Weekend Herald - Canvas

Steve Braunias

On the return to work

- Steve Braunias NEXT WEEK: Diana Wichtel

The myth of Sisyphus is a story that never ends. It never goes anywhere, it never changes; it’s the same old, same old; its cruelty and horror never varies. The gods punished Sisyphus by making him roll an immense boulder up a hill only for it to roll down every time it reached the top, and to repeat his meaningles­s task for all eternity.

Yes, happy new year! It’s a story everyone can relate to as we step out of the bright light of summer into the dimness and meanness of work. Back to the grind. Back to the futile pursuit. Back, too, in my case, to the creek around the corner from my estate.

The myth of Sisyphus is a metaphor for hopeless endeavour. Once every so often I step into the mangrovial wonderland­s of my nearby creek to pick up rubbish. I’ve been doing this small service for the past 10 years and performed it again the other day, filling two rubbish bags and hauling out five chairs from the mud. There was a TV stuck beneath a fallen tree. But more rubbish will accumulate, more TVS and chairs will be dumped; when the boulder rolls down to the bottom of the hill, it sinks into the mud. Poor old Sisyphus bends at the knees and the waist.

The myth of Sisyphus is a lesson in remaining steadfast and true. I take out the rubbish and place it into or beside a bin at a field above the mangrove creek. The council comes and takes it away. That’s good. That’s something. Our pointless and interminab­le activities at work are Sisyphean, but we can take some pride, some satisfacti­on; honest labour is its own reward. Homer witnessed Sisyphus, and described him in The Odyssey: “The sweat poured from his limbs and the dust rose high above his head.”

The myth of Sisyphus is a tragedy. I usually toil away for about two hours in the creek, and cover around about the length of a football field. But what about beyond that, where the creek joins the river, and the river flows out to the harbour, and the tides cover our planet, bringing untold and unrecovera­ble amounts of rubbish — nets, plastics, oil spills, all the effluvia of human existence — across the sea and on to every shore? The world is a total mess. The world is an extinction event in progress. The world is in a worse state than good old Sisyphus.

The myth of Sisyphus is a farce.
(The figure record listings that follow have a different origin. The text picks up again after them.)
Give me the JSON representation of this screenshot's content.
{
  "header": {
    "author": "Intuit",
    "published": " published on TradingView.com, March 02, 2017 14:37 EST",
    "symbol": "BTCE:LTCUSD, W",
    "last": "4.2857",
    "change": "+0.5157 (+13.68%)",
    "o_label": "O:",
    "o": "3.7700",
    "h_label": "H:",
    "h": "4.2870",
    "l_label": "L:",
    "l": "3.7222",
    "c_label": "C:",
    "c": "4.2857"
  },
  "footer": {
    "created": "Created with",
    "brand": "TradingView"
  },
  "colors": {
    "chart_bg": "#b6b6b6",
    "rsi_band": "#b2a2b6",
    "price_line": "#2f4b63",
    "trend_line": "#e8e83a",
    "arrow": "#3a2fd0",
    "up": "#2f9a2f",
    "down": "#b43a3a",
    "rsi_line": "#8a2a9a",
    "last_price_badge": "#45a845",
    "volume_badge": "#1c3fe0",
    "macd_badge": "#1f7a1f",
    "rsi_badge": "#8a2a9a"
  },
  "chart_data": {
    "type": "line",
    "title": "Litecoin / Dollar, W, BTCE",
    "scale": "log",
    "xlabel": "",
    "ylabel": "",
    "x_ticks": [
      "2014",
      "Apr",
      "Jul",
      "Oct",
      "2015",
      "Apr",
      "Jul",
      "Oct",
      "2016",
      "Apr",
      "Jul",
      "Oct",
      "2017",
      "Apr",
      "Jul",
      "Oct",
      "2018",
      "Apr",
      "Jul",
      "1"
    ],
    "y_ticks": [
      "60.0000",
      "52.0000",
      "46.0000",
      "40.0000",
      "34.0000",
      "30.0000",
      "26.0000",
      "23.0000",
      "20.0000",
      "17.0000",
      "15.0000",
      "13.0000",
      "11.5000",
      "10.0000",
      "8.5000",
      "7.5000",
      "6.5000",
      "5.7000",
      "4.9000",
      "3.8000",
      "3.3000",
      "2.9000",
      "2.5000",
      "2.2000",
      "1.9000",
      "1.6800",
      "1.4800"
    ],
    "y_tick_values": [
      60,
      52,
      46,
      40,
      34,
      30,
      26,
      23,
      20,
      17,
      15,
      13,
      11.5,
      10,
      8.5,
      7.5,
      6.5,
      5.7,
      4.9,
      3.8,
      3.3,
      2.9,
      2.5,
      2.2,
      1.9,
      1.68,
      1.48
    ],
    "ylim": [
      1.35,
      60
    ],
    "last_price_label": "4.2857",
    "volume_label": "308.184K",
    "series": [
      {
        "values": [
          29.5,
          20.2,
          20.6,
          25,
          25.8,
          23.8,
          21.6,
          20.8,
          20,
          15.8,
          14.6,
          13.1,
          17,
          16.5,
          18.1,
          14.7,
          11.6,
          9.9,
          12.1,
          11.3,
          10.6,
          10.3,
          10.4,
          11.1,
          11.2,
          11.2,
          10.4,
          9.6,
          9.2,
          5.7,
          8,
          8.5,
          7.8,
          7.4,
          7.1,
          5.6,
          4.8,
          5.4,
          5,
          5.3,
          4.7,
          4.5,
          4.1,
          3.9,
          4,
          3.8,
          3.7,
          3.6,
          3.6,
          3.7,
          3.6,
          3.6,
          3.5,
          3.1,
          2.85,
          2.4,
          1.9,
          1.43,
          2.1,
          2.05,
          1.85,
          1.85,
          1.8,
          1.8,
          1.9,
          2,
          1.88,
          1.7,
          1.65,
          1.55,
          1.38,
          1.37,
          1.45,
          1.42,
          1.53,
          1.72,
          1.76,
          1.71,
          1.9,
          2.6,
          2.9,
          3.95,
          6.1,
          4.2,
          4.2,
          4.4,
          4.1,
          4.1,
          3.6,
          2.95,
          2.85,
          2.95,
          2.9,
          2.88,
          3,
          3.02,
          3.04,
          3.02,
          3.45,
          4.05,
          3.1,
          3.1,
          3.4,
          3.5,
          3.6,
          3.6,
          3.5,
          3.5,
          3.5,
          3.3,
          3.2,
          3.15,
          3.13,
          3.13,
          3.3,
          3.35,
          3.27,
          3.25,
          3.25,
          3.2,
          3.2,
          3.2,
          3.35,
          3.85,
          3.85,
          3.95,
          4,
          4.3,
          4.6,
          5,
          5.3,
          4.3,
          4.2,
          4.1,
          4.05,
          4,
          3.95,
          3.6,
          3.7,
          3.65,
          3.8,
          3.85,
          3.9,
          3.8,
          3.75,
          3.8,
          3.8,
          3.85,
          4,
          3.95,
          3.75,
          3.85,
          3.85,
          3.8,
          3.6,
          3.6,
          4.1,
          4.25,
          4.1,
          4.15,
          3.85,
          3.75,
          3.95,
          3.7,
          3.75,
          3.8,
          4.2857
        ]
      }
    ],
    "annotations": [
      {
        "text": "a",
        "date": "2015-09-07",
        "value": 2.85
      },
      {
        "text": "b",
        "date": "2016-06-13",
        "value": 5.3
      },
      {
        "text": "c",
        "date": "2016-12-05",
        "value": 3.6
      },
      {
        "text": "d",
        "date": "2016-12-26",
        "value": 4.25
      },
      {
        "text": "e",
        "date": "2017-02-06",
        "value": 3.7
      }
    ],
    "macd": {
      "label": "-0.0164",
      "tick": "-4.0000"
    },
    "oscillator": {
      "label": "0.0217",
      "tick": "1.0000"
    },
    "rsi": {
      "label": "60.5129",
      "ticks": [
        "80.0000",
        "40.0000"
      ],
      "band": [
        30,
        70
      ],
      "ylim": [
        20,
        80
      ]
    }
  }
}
Sometimes I take things home from the creek — a pair of scissors, a perfectly good bucket — and now have what may be one of the largest and certainly one of the ugliest collection­s of bongs in West Auckland. Strange that they end up in the mud. Is it the actions of the same pothead? The design of each is very similar; about three inches of hose pipe, all sticking out of a plastic bottle at the same angle. They are little works of bogan art. I should exhibit them. Smoke on the Water.

The myth of Sisyphus is too narrowly told. Certainly it captures the heartbreak­ing awfulness of his plight. Homer writes, “Bracing himself and thrusting with hands and feet he pushed the boulder uphill to the top. But every time, as he was about to send it toppling over the crest, its sheer weight turned it back, and once again towards the plain the pitiless rock rolled down.”

But just as all wage slaves go home to their families, Sisyphus had another life outside of his labours; he seduced his brother’s daughter, his son was ripped to pieces by his own flesh-eating horses, and his grandson rode the winged horse Pegasus. And what of the view he beheld as he trotted back down towards the plain? Was it scenic, was he at one with nature? When I was in the creek the other day, I watched a starling bathe itself in two inches of water. Then it flew to a branch of a mangrove tree, and rubbed its head against the bark. Sunlight lit its emerald tail feathers.

The myth of Sisyphus is all of us, doing our best, clocking in, putting up with it, going out to do whatever it is we do in good faith and good cheer. Albert Camus wrote a classic essay in 1942 on Sisyphus. He examined the absurdity of our lives, our existentia­l dilemma. He saw Sisyphus as “the proletaria­n of the gods”, a hard worker who regularly experience­d a kind of ecstasy. Cleaning creeks, pursuing ambitions…“the struggle itself toward the heights is enough to fill a man’s heart,” Camus concluded. “One must imagine Sisyphus happy.”